Frederick D. Reese, an early leader in the civil rights movement who invited Martin Luther King Jr. to work in Selma, died Thursday at age 88.

James Perkins, pastor of Selma’s Ebenezer Missionary Baptist Church where Reese served as pastor of for 50 years, confirmed Reese’s death.

In the early 1960s, only 300 black citizens were registered to vote in Dallas County. Known as F.D., Reese led a group of activists known as Selma’s “Courageous Eight” who pushed for African-American voting rights despite a court injunction aimed at stopping marches and mass meetings in Alabama.

“We were ready to give our lives to let those who controlled voting in Selma know we were going to determine our own destiny,” Reese told the Montgomery Advertiser in a 2015 article recalling the early days of the fight. “We weren’t going to stop until we became registered voters.”

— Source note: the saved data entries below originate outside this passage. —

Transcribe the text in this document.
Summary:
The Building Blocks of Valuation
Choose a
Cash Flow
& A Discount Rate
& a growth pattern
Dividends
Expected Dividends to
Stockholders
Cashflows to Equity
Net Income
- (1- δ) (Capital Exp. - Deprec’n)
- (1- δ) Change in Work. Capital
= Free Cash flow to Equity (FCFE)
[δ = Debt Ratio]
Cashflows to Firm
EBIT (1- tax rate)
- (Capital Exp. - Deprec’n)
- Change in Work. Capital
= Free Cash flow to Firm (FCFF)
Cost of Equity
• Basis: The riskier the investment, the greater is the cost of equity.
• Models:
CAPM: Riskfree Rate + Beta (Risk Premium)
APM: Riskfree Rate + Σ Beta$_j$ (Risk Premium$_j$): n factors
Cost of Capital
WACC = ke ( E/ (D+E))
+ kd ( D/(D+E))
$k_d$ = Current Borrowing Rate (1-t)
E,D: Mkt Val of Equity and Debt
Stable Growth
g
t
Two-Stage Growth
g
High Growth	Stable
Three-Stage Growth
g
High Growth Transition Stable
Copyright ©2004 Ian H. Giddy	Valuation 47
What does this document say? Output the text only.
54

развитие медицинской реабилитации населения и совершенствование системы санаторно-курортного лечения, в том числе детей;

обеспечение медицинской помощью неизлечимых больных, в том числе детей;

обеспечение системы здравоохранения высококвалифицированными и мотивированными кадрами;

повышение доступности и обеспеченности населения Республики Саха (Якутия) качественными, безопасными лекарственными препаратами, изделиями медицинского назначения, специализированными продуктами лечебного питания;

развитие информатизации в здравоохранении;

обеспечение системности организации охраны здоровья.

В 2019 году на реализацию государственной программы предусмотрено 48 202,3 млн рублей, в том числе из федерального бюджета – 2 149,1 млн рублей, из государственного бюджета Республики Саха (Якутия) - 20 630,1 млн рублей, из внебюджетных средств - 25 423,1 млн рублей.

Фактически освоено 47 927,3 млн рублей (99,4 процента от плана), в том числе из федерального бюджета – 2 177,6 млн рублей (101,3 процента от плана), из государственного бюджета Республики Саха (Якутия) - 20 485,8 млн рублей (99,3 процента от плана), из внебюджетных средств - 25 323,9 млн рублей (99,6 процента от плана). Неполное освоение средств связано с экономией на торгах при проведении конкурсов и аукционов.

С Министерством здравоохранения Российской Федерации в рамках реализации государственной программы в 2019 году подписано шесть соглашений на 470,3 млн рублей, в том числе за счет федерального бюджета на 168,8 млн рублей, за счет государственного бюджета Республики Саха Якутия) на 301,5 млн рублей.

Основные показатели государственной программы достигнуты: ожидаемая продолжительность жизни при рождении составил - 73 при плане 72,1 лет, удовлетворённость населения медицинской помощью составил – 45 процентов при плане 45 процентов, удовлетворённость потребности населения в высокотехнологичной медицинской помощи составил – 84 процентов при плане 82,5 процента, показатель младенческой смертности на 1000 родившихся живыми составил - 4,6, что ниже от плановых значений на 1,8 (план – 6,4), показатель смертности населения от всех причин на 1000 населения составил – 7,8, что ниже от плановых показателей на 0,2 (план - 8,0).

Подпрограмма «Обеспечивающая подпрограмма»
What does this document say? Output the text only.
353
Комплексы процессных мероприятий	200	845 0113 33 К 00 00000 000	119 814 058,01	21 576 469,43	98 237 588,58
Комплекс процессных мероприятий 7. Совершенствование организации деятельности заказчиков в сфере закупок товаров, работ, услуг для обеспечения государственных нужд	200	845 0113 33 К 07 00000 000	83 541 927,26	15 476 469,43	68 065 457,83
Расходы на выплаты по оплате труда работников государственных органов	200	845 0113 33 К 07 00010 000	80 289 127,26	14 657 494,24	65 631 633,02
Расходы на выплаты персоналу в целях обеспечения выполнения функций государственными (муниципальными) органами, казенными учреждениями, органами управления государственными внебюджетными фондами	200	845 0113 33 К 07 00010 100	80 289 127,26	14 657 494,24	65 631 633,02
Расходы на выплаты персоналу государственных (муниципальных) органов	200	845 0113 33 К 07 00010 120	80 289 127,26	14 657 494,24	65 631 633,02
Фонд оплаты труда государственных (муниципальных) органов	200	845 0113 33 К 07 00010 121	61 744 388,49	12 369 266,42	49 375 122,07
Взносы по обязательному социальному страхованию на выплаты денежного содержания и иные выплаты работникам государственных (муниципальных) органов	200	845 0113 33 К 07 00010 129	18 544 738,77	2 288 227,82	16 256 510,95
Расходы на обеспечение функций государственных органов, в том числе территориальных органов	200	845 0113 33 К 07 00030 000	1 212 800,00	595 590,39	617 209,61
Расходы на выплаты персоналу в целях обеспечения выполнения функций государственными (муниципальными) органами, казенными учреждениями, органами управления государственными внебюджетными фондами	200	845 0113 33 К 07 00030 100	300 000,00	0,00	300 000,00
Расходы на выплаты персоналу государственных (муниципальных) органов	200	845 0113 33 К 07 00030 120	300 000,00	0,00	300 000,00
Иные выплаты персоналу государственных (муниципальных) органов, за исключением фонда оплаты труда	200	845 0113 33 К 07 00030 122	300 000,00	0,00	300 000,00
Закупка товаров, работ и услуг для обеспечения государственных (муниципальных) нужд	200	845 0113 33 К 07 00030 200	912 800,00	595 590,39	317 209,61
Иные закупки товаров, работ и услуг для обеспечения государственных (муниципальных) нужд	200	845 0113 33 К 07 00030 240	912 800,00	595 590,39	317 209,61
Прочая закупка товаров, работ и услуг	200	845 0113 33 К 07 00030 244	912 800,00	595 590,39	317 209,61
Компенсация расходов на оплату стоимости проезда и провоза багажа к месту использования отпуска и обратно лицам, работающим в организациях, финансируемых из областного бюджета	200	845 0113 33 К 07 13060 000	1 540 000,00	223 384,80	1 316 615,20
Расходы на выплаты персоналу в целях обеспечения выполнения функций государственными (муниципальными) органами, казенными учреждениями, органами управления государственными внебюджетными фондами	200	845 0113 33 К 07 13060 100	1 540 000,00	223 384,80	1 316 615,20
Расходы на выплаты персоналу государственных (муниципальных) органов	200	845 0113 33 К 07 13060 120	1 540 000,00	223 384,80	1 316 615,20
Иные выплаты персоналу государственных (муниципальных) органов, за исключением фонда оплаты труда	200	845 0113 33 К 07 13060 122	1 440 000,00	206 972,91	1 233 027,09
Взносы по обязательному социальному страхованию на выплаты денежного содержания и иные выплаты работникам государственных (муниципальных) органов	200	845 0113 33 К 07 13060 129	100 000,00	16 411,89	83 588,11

As president of the Dallas County Voter’s League from 1964 to 1965, Reese sent a letter inviting King and the Southern Christian Leadership Conference to come to Selma in 1960s to help the voting rights movement.
Reese later became one of the first African-American members of the Selma City Council and was portrayed by actor E. Roger Mitchell in the 2014 movie “Selma.”

“The family appreciates the outpouring expressions of condolence and asks that you continue in prayer. My father was a strong pillar of our family who taught us the power of God and prayer. We grieve with hope,” son Marvin Reese said in a statement.